President Donald Trump on Thursday referred to the U.S. Secret Service as the “S.S.,” the infamous abbreviation for Adolf Hitler’s paramilitary forces, the Schutzstaffel.
The context of Trump’s tweet made it even more troubling: He was thanking the Secret Service — which actually goes by the abbreviation USSS — for clearing anti-fascist protesters from around the White House to make way for his photo op at a nearby church last week.
“Our great National Guard Troops who took care of the area around the White House could hardly believe how easy it was. ‘A walk in the park’, one said. The protesters, agitators, anarchists (ANTIFA), and others, were handled VERY easily by the Guard, D.C. Police, & S.S. GREAT JOB!” Trump wrote.
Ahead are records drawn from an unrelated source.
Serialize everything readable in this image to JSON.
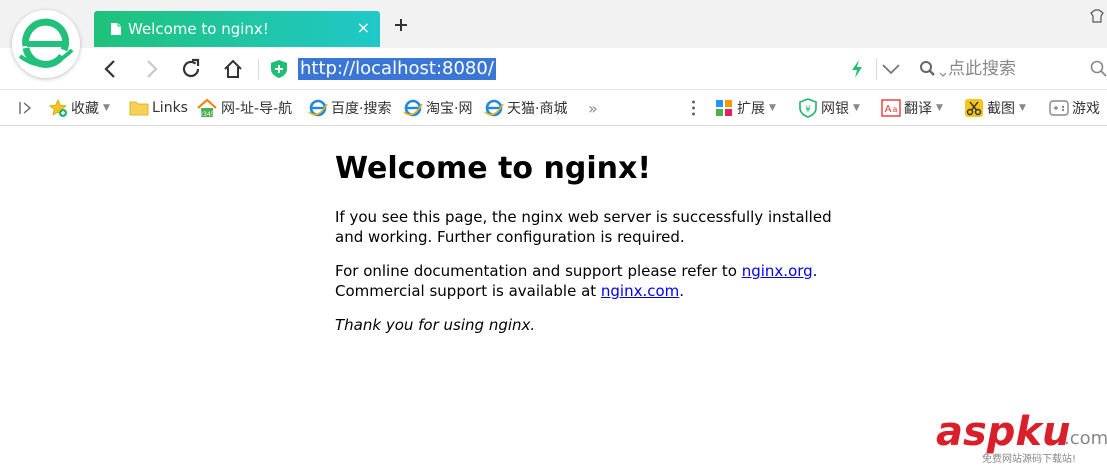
{
  "tab": {
    "title": "Welcome to nginx!",
    "close": "×"
  },
  "address": {
    "url": "http://localhost:8080/"
  },
  "search": {
    "placeholder": "点此搜索"
  },
  "bookmarks": {
    "items": [
      {
        "label": "收藏"
      },
      {
        "label": "Links"
      },
      {
        "label": "网-址-导-航"
      },
      {
        "label": "百度·搜索"
      },
      {
        "label": "淘宝·网"
      },
      {
        "label": "天猫·商城"
      }
    ],
    "overflow": "»",
    "tools": [
      {
        "label": "扩展"
      },
      {
        "label": "网银"
      },
      {
        "label": "翻译"
      },
      {
        "label": "截图"
      },
      {
        "label": "游戏"
      }
    ]
  },
  "page": {
    "heading": "Welcome to nginx!",
    "para1": "If you see this page, the nginx web server is successfully installed and working. Further configuration is required.",
    "para2_prefix": "For online documentation and support please refer to ",
    "link1": "nginx.org",
    "para2_mid": ".",
    "para2_line2": "Commercial support is available at ",
    "link2": "nginx.com",
    "para2_end": ".",
    "thanks": "Thank you for using nginx."
  },
  "watermark": {
    "logo": "aspku",
    "tld": ".com",
    "tagline": "免费网站源码下载站!"
  },
  "colors": {
    "tab_start": "#1fc27a",
    "tab_end": "#20c8c8",
    "url_highlight": "#3a76d6",
    "link": "#0000ee",
    "watermark": "#d9202a"
  }
}
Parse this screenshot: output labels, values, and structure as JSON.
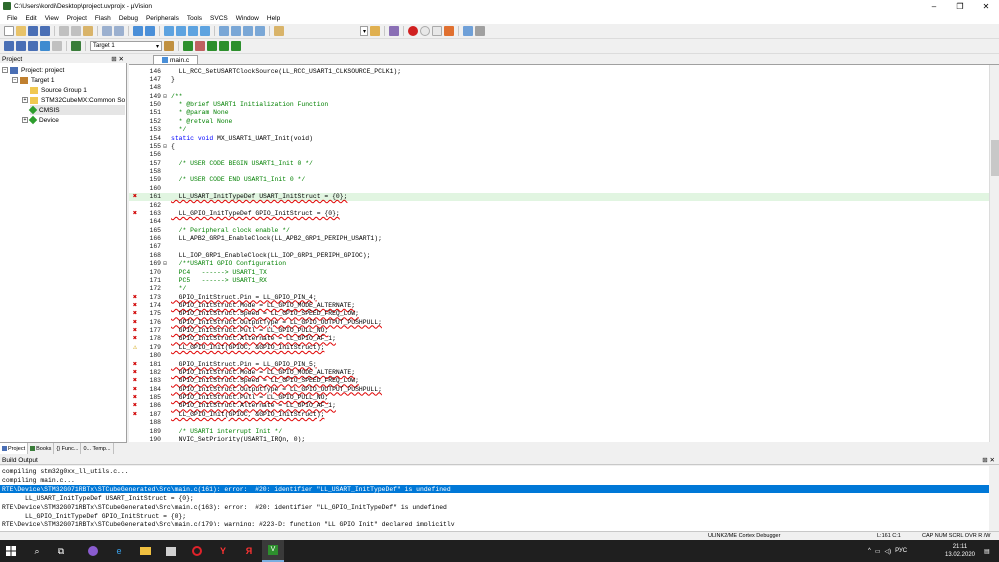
{
  "title": "C:\\Users\\kordi\\Desktop\\project.uvprojx - µVision",
  "menu": [
    "File",
    "Edit",
    "View",
    "Project",
    "Flash",
    "Debug",
    "Peripherals",
    "Tools",
    "SVCS",
    "Window",
    "Help"
  ],
  "target_select": "Target 1",
  "project_panel": {
    "title": "Project",
    "root": "Project: project",
    "target": "Target 1",
    "items": [
      "Source Group 1",
      "STM32CubeMX:Common So",
      "CMSIS",
      "Device"
    ],
    "tabs": [
      "Project",
      "Books",
      "{} Func...",
      "0... Temp..."
    ]
  },
  "editor": {
    "tab": "main.c",
    "lines": [
      {
        "n": "146",
        "t": "  LL_RCC_SetUSARTClockSource(LL_RCC_USART1_CLKSOURCE_PCLK1);",
        "k": "n",
        "m": "",
        "f": ""
      },
      {
        "n": "147",
        "t": "}",
        "k": "n",
        "m": "",
        "f": ""
      },
      {
        "n": "148",
        "t": "",
        "k": "n",
        "m": "",
        "f": ""
      },
      {
        "n": "149",
        "t": "/**",
        "k": "c",
        "m": "",
        "f": "⊟"
      },
      {
        "n": "150",
        "t": "  * @brief USART1 Initialization Function",
        "k": "c",
        "m": "",
        "f": ""
      },
      {
        "n": "151",
        "t": "  * @param None",
        "k": "c",
        "m": "",
        "f": ""
      },
      {
        "n": "152",
        "t": "  * @retval None",
        "k": "c",
        "m": "",
        "f": ""
      },
      {
        "n": "153",
        "t": "  */",
        "k": "c",
        "m": "",
        "f": ""
      },
      {
        "n": "154",
        "t": "static void MX_USART1_UART_Init(void)",
        "k": "s",
        "m": "",
        "f": ""
      },
      {
        "n": "155",
        "t": "{",
        "k": "n",
        "m": "",
        "f": "⊟"
      },
      {
        "n": "156",
        "t": "",
        "k": "n",
        "m": "",
        "f": ""
      },
      {
        "n": "157",
        "t": "  /* USER CODE BEGIN USART1_Init 0 */",
        "k": "c",
        "m": "",
        "f": ""
      },
      {
        "n": "158",
        "t": "",
        "k": "n",
        "m": "",
        "f": ""
      },
      {
        "n": "159",
        "t": "  /* USER CODE END USART1_Init 0 */",
        "k": "c",
        "m": "",
        "f": ""
      },
      {
        "n": "160",
        "t": "",
        "k": "n",
        "m": "",
        "f": ""
      },
      {
        "n": "161",
        "t": "  LL_USART_InitTypeDef USART_InitStruct = {0};",
        "k": "e",
        "m": "✖",
        "f": "",
        "hl": true
      },
      {
        "n": "162",
        "t": "",
        "k": "n",
        "m": "",
        "f": ""
      },
      {
        "n": "163",
        "t": "  LL_GPIO_InitTypeDef GPIO_InitStruct = {0};",
        "k": "e",
        "m": "✖",
        "f": ""
      },
      {
        "n": "164",
        "t": "",
        "k": "n",
        "m": "",
        "f": ""
      },
      {
        "n": "165",
        "t": "  /* Peripheral clock enable */",
        "k": "c",
        "m": "",
        "f": ""
      },
      {
        "n": "166",
        "t": "  LL_APB2_GRP1_EnableClock(LL_APB2_GRP1_PERIPH_USART1);",
        "k": "n",
        "m": "",
        "f": ""
      },
      {
        "n": "167",
        "t": "",
        "k": "n",
        "m": "",
        "f": ""
      },
      {
        "n": "168",
        "t": "  LL_IOP_GRP1_EnableClock(LL_IOP_GRP1_PERIPH_GPIOC);",
        "k": "n",
        "m": "",
        "f": ""
      },
      {
        "n": "169",
        "t": "  /**USART1 GPIO Configuration",
        "k": "c",
        "m": "",
        "f": "⊟"
      },
      {
        "n": "170",
        "t": "  PC4   ------> USART1_TX",
        "k": "c",
        "m": "",
        "f": ""
      },
      {
        "n": "171",
        "t": "  PC5   ------> USART1_RX",
        "k": "c",
        "m": "",
        "f": ""
      },
      {
        "n": "172",
        "t": "  */",
        "k": "c",
        "m": "",
        "f": ""
      },
      {
        "n": "173",
        "t": "  GPIO_InitStruct.Pin = LL_GPIO_PIN_4;",
        "k": "e",
        "m": "✖",
        "f": ""
      },
      {
        "n": "174",
        "t": "  GPIO_InitStruct.Mode = LL_GPIO_MODE_ALTERNATE;",
        "k": "e",
        "m": "✖",
        "f": ""
      },
      {
        "n": "175",
        "t": "  GPIO_InitStruct.Speed = LL_GPIO_SPEED_FREQ_LOW;",
        "k": "e",
        "m": "✖",
        "f": ""
      },
      {
        "n": "176",
        "t": "  GPIO_InitStruct.OutputType = LL_GPIO_OUTPUT_PUSHPULL;",
        "k": "e",
        "m": "✖",
        "f": ""
      },
      {
        "n": "177",
        "t": "  GPIO_InitStruct.Pull = LL_GPIO_PULL_NO;",
        "k": "e",
        "m": "✖",
        "f": ""
      },
      {
        "n": "178",
        "t": "  GPIO_InitStruct.Alternate = LL_GPIO_AF_1;",
        "k": "e",
        "m": "✖",
        "f": ""
      },
      {
        "n": "179",
        "t": "  LL_GPIO_Init(GPIOC, &GPIO_InitStruct);",
        "k": "e",
        "m": "⚠",
        "f": ""
      },
      {
        "n": "180",
        "t": "",
        "k": "n",
        "m": "",
        "f": ""
      },
      {
        "n": "181",
        "t": "  GPIO_InitStruct.Pin = LL_GPIO_PIN_5;",
        "k": "e",
        "m": "✖",
        "f": ""
      },
      {
        "n": "182",
        "t": "  GPIO_InitStruct.Mode = LL_GPIO_MODE_ALTERNATE;",
        "k": "e",
        "m": "✖",
        "f": ""
      },
      {
        "n": "183",
        "t": "  GPIO_InitStruct.Speed = LL_GPIO_SPEED_FREQ_LOW;",
        "k": "e",
        "m": "✖",
        "f": ""
      },
      {
        "n": "184",
        "t": "  GPIO_InitStruct.OutputType = LL_GPIO_OUTPUT_PUSHPULL;",
        "k": "e",
        "m": "✖",
        "f": ""
      },
      {
        "n": "185",
        "t": "  GPIO_InitStruct.Pull = LL_GPIO_PULL_NO;",
        "k": "e",
        "m": "✖",
        "f": ""
      },
      {
        "n": "186",
        "t": "  GPIO_InitStruct.Alternate = LL_GPIO_AF_1;",
        "k": "e",
        "m": "✖",
        "f": ""
      },
      {
        "n": "187",
        "t": "  LL_GPIO_Init(GPIOC, &GPIO_InitStruct);",
        "k": "e",
        "m": "✖",
        "f": ""
      },
      {
        "n": "188",
        "t": "",
        "k": "n",
        "m": "",
        "f": ""
      },
      {
        "n": "189",
        "t": "  /* USART1 interrupt Init */",
        "k": "c",
        "m": "",
        "f": ""
      },
      {
        "n": "190",
        "t": "  NVIC_SetPriority(USART1_IRQn, 0);",
        "k": "n",
        "m": "",
        "f": ""
      }
    ]
  },
  "build_output": {
    "title": "Build Output",
    "lines": [
      "compiling stm32g0xx_ll_utils.c...",
      "compiling main.c...",
      "RTE\\Device\\STM32G071RBTx\\STCubeGenerated\\Src\\main.c(161): error:  #20: identifier \"LL_USART_InitTypeDef\" is undefined",
      "      LL_USART_InitTypeDef USART_InitStruct = {0};",
      "RTE\\Device\\STM32G071RBTx\\STCubeGenerated\\Src\\main.c(163): error:  #20: identifier \"LL_GPIO_InitTypeDef\" is undefined",
      "      LL_GPIO_InitTypeDef GPIO_InitStruct = {0};",
      "RTE\\Device\\STM32G071RBTx\\STCubeGenerated\\Src\\main.c(179): warning: #223-D: function \"LL_GPIO_Init\" declared implicitly"
    ]
  },
  "status": {
    "debugger": "ULINK2/ME Cortex Debugger",
    "position": "L:161 C:1",
    "flags": "CAP  NUM  SCRL  OVR  R /W"
  },
  "taskbar": {
    "lang": "РУС",
    "time": "21:11",
    "date": "13.02.2020"
  },
  "colors": {
    "error": "#d00000",
    "selection": "#0078d7",
    "comment": "#008000",
    "keyword": "#0000ff"
  }
}
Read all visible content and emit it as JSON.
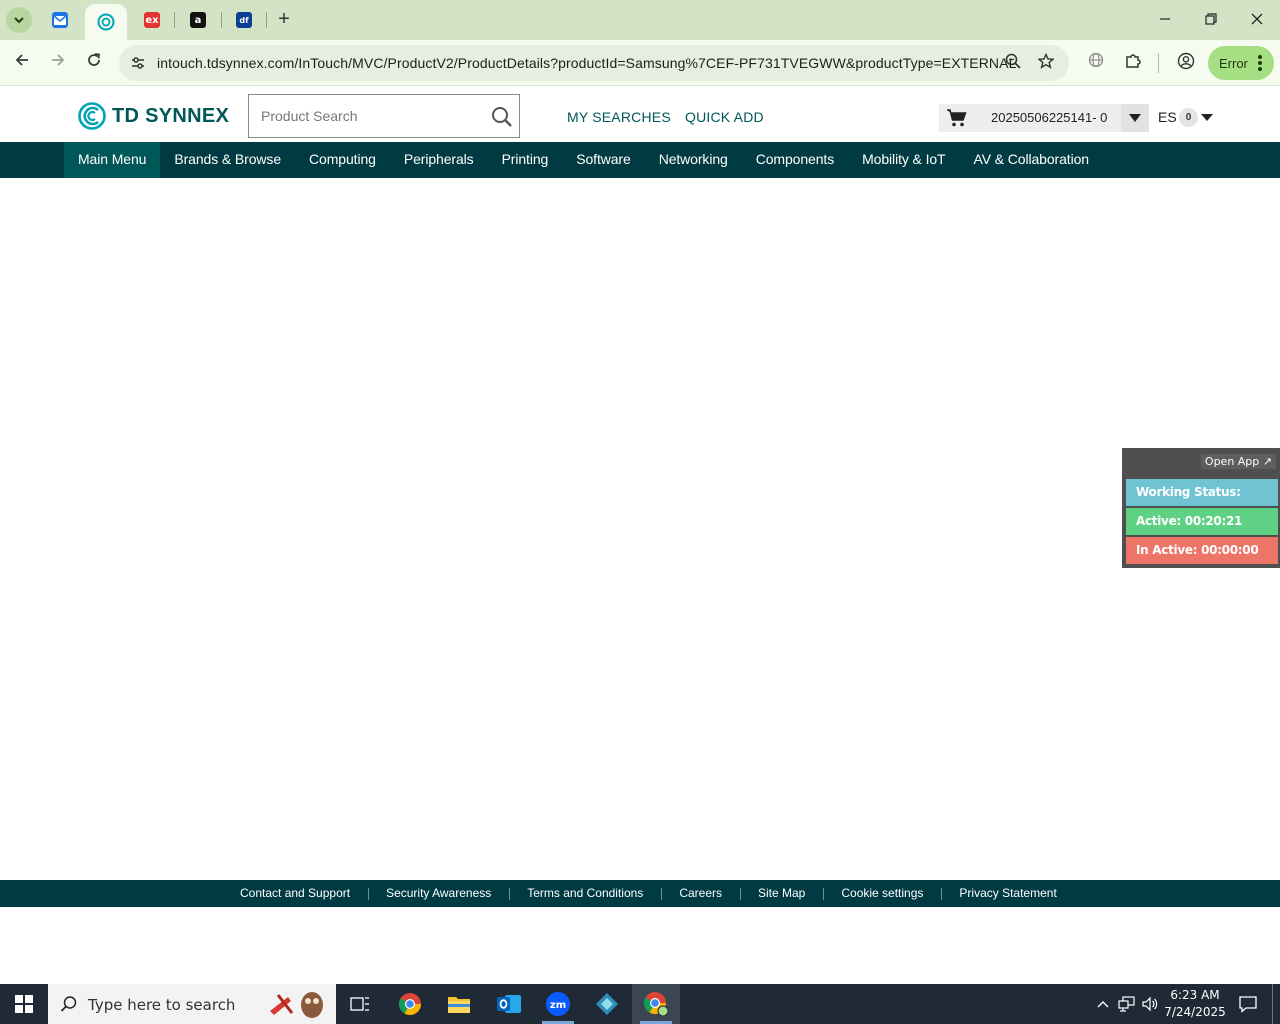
{
  "browser": {
    "tabs": [
      {
        "name": "tab-1",
        "favicon": "mail-favicon",
        "color": "#1a73e8"
      },
      {
        "name": "tab-2",
        "favicon": "td-synnex-favicon",
        "color": "#00a4b8",
        "active": true
      },
      {
        "name": "tab-3",
        "favicon": "ex-favicon",
        "color": "#e3342f"
      },
      {
        "name": "tab-4",
        "favicon": "amazon-favicon",
        "color": "#111111"
      },
      {
        "name": "tab-5",
        "favicon": "df-favicon",
        "color": "#0b3d91"
      }
    ],
    "url": "intouch.tdsynnex.com/InTouch/MVC/ProductV2/ProductDetails?productId=Samsung%7CEF-PF731TVEGWW&productType=EXTERNAL",
    "profile_status": "Error"
  },
  "site": {
    "logo_text": "TD SYNNEX",
    "search_placeholder": "Product Search",
    "links": {
      "my_searches": "MY SEARCHES",
      "quick_add": "QUICK ADD"
    },
    "cart_id": "20250506225141- 0",
    "language": "ES",
    "language_count": "0",
    "accent_color": "#005758",
    "nav_color": "#003b44"
  },
  "nav": {
    "items": [
      "Main Menu",
      "Brands & Browse",
      "Computing",
      "Peripherals",
      "Printing",
      "Software",
      "Networking",
      "Components",
      "Mobility & IoT",
      "AV & Collaboration"
    ]
  },
  "tracker": {
    "open_app": "Open App ↗",
    "status": "Working Status: Active",
    "active": "Active: 00:20:21",
    "inactive": "In Active: 00:00:00"
  },
  "footer": {
    "links": [
      "Contact and Support",
      "Security Awareness",
      "Terms and Conditions",
      "Careers",
      "Site Map",
      "Cookie settings",
      "Privacy Statement"
    ]
  },
  "taskbar": {
    "search_placeholder": "Type here to search",
    "time": "6:23 AM",
    "date": "7/24/2025"
  }
}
More from Business Insider: The SS was originally created as Hitler’s personal bodyguard unit, but it later represented the Nazi regime and was specifically charged with executing what the Nazis called “The Final Solution” — the murder of more than six million Jews across Europe. The SS, according to the US Holocaust Museum, also “assumed leading responsibility for security, identification of ethnicity, settlement and population policy, and intelligence collection and analysis.” The security force “controlled the German police forces and the concentration camp system” and “conceived and implemented plans designed to restructure the ethnic composition of eastern Europe and the occupied Soviet Union.” Trump’s tweet on Thursday came on the heels of a New York Times report that described the aggressive tactics the National Guard used against mostly peaceful protesters in the Washington, DC last week, and how the Guard’s response to the civil unrest surrounding Floyd’s death has cratered morale within the group, particularly for men and women of color.